Dort, „wo man sich noch nicht einmal über die eigenen Pro­bleme, Wün­sche und Ste­reo­typen im klaren ist“, schreibt Zhadan im Vor­wort, habe Fuß­ball das Poten­tial, die Men­schen mit­ein­ander zu ver­einen. In seinen ein­lei­tenden Worten tritt der Her­aus­geber selbst als Bot­schafter seines Landes auf und for­dert den Leser dazu auf, wäh­rend des Tur­niers „Ste­reo­type gegen Infor­ma­tionen und Vor­ur­teile gegen Sym­pa­thie, ja Liebe“ ein­zu­tau­schen.
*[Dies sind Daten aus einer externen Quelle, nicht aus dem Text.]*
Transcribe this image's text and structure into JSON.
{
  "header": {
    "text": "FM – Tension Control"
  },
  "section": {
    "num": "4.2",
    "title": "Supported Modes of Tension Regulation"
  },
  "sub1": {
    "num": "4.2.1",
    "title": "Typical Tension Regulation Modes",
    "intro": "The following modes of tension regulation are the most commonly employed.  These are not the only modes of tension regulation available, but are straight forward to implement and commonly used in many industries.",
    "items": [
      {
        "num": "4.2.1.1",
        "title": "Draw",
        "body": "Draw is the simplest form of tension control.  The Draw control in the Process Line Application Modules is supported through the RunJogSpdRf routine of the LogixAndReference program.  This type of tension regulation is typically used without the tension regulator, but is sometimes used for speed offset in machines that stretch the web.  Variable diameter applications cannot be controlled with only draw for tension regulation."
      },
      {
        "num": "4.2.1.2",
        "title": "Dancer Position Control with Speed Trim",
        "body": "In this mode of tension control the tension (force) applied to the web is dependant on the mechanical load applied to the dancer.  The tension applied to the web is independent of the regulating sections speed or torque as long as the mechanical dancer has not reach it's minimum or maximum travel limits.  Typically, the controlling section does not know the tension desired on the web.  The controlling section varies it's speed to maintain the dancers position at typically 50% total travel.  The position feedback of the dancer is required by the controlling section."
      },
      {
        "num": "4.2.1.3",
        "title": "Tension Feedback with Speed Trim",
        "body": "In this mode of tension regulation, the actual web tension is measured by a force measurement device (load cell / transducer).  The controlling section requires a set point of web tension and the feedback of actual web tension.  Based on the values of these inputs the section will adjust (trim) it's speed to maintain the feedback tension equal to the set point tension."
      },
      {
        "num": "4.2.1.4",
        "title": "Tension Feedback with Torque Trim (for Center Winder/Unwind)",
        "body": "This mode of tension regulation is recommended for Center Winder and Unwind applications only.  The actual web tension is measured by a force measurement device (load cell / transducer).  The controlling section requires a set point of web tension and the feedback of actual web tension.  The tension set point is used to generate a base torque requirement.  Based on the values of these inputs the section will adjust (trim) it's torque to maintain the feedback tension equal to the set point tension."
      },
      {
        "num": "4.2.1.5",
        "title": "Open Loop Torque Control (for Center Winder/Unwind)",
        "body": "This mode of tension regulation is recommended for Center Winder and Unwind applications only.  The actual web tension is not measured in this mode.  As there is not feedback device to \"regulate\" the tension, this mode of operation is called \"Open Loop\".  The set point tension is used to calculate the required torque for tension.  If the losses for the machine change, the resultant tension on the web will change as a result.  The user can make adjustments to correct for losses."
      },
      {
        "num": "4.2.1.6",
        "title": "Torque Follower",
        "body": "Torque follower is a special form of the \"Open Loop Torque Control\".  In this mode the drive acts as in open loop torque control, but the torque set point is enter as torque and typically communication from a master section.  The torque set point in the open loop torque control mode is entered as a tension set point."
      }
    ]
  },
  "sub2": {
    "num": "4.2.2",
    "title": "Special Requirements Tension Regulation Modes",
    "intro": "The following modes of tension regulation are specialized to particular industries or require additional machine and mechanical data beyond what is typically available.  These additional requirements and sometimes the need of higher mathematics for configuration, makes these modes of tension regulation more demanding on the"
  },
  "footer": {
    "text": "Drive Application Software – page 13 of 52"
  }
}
Über das Ansehen Polens macht er sich hin­gegen wenig Sorgen, da das EU-Land dem Leser „ver­mut­lich nicht nur geo­gra­phisch nähersteht“.

 

Totalniy Futbol nicht nur einen anre­genden Ein­blick in die Welt des ukrai­ni­schen und pol­ni­schen Fuß­balls, son­dern auch in die Gegen­warts­li­te­ratur der beiden Länder. Denn die Suche nach der eigenen Iden­tität, die Pro­bleme der Trans­for­ma­tion oder das Erbe der Sowjet­union stehen hier einmal nicht im Mit­tel­punkt der Auf­merk­sam­keit, son­dern schwingen in den Geschichten über das runde Leder mit.

 

Totalniy Futbol. Eine pol­nisch-ukrai­ni­sche Fuß­ball­reise. Berlin: Suhr­kamp Verlag, 2012.